Hot Tea Workshop asked over 200 UK citizens who live in small spaces about the challenges of lockdown living. Their insights may assist others in tiny homes.
UNITED KINGDOM, November 30, 2020 /EINPresswire.com/ — Hot Tea Workshop, manufacturers of furniture for small space living, consulted with over 200 UK citizens who live in small spaces to research the challenges of lockdown living and have shared their insights to assist others in getting through this difficult time. Graham Smith, Founder at Hot Tea Workshop, lives in a small flat in London and has been implementing some of these strategies himself.
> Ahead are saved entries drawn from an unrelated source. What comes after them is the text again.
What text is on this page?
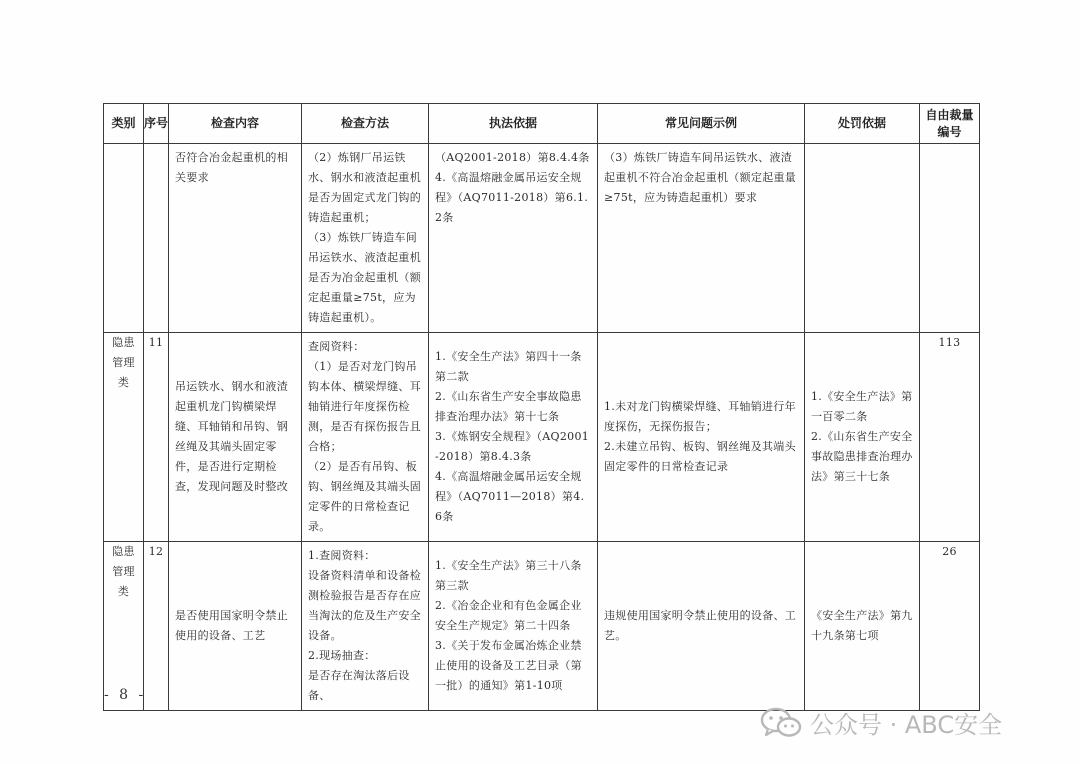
类别	序号	检查内容	检查方法	执法依据	常见问题示例	处罚依据	自由裁量编号

		否符合冶金起重机的相关要求	（2）炼钢厂吊运铁水、钢水和液渣起重机是否为固定式龙门钩的铸造起重机；
（3）炼铁厂铸造车间吊运铁水、液渣起重机是否为冶金起重机（额定起重量≥75t，应为铸造起重机）。	（AQ2001-2018）第8.4.4条
4.《高温熔融金属吊运安全规程》（AQ7011-2018）第6.1.2条	（3）炼铁厂铸造车间吊运铁水、液渣起重机不符合冶金起重机（额定起重量≥75t，应为铸造起重机）要求		

隐患管理类	11	吊运铁水、钢水和液渣起重机龙门钩横梁焊缝、耳轴销和吊钩、钢丝绳及其端头固定零件，是否进行定期检查，发现问题及时整改	查阅资料：
（1）是否对龙门钩吊钩本体、横梁焊缝、耳轴销进行年度探伤检测，是否有探伤报告且合格；
（2）是否有吊钩、板钩、钢丝绳及其端头固定零件的日常检查记录。	1.《安全生产法》第四十一条第二款
2.《山东省生产安全事故隐患排查治理办法》第十七条
3.《炼钢安全规程》（AQ2001-2018）第8.4.3条
4.《高温熔融金属吊运安全规程》（AQ7011—2018）第4.6条	1.未对龙门钩横梁焊缝、耳轴销进行年度探伤，无探伤报告；
2.未建立吊钩、板钩、钢丝绳及其端头固定零件的日常检查记录	1.《安全生产法》第一百零二条
2.《山东省生产安全事故隐患排查治理办法》第三十七条	113

隐患管理类	12	是否使用国家明令禁止使用的设备、工艺	1.查阅资料：
设备资料清单和设备检测检验报告是否存在应当淘汰的危及生产安全设备。
2.现场抽查：
是否存在淘汰落后设备、	1.《安全生产法》第三十八条第三款
2.《冶金企业和有色金属企业安全生产规定》第二十四条
3.《关于发布金属冶炼企业禁止使用的设备及工艺目录（第一批）的通知》第1-10项	违规使用国家明令禁止使用的设备、工艺。	《安全生产法》第九十九条第七项	26
- 8 -
公众号 · ABC安全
It has been a difficult year for people living in small spaces. With the government introducing local and national lockdowns people’s access to freedom of movement, to friends or family, bars and restaurants have been greatly reduced and for those living in small spaces, loneliness, discomfort and even despair have become regular companions.
Human interaction relieves the stress
Research from the 200 respondents Hot Tea Workshop consulted with, showed that not being able to meet friends/family was the most difficult element of Lockdown for most (38% of respondents).
It may be a digital world, but we still have stone age social skills. Face-to-face interaction helps us cope with stress, and a physical handshake or hug (post-Coronavirus) makes us feel appreciated.
The advice according to Hot Tea customers is to engage more with neighbours. It doesn’t require travel and is easy to start a conversation because you have a shared experience during Lockdown.
De-clutter your small home
One of the primary aims of people living in a small space is to make it seem bigger. Hot Tea’s customers described how clutter can make a space seem smaller and affect the enjoyment of their home. They recommended taking unnecessary items to charity shops, the local recycling centre or selling them online.
Graham explained, “Online shopping has boomed during the pandemic. The dopamine hit we get from retail therapy gives short-term satisfaction, but the result is we buy too much ‘stuff’ – which results in more clutter.”
That door needs painting
Spending more time in a small space can highlight all those DIY chores that need doing. Redecorating is not only rewarding but is also a positive step towards making your home seem bigger and more comfortable — essential when you are forced to stay indoors.
Smith commented, “We are all guilty of spending too much time looking at a screen. TV, mobile phones and laptops. Decorating takes you away from the screen and is a physical exercise. Much better for mind and body and with a satisfying end result.”
There are several ways to improve a small home. Hot Tea’s customers suggested introducing more natural light, buying multi-function furniture to increase floor space and clever use of colour. The full list of their suggestions is available in a Hot Tea Workshop blog article titled ‘How to make a small home look bigger; 15 tips’.
The walls are closing in
Hot Tea’s survey showed there was a difference between people living alone in a small home and those living with family/friends. While all other results remained the same, the lack of space was more of a problem for people living alone; 26% versus 22%.
Living alone during Lockdown will accentuate the feeling of loneliness. Hot Tea’s customers recommended engaging with neighbours (who may have the same feelings) but also to try to act before lockdowns are enforced by moving in temporarily with friends or family.
Mental health can suffer when you are living in a small space — especially if that space does not include a garden or outdoor area. It’s easy to become agoraphobic and fear going outside as some people are concerned about catching the virus.
Hot Tea’s customers suggested exercising indoors as a starting point and taking that exercise outside when ready. Even brief exercise can release endorphins (happy chemicals) in your brain. More details are in a Hot Tea Workshop blog article ‘Mental health and living in a small space’.
‘The truth is that small home living, under normal circumstances can be liberating and fun, but right now it definitely is a bit more challenging,” concludes Graham, “Hopefully, soon we can get back to travelling some distance to meet friends/family in a pub or restaurant, then returning to our beautifully decorated and comfortable small home.”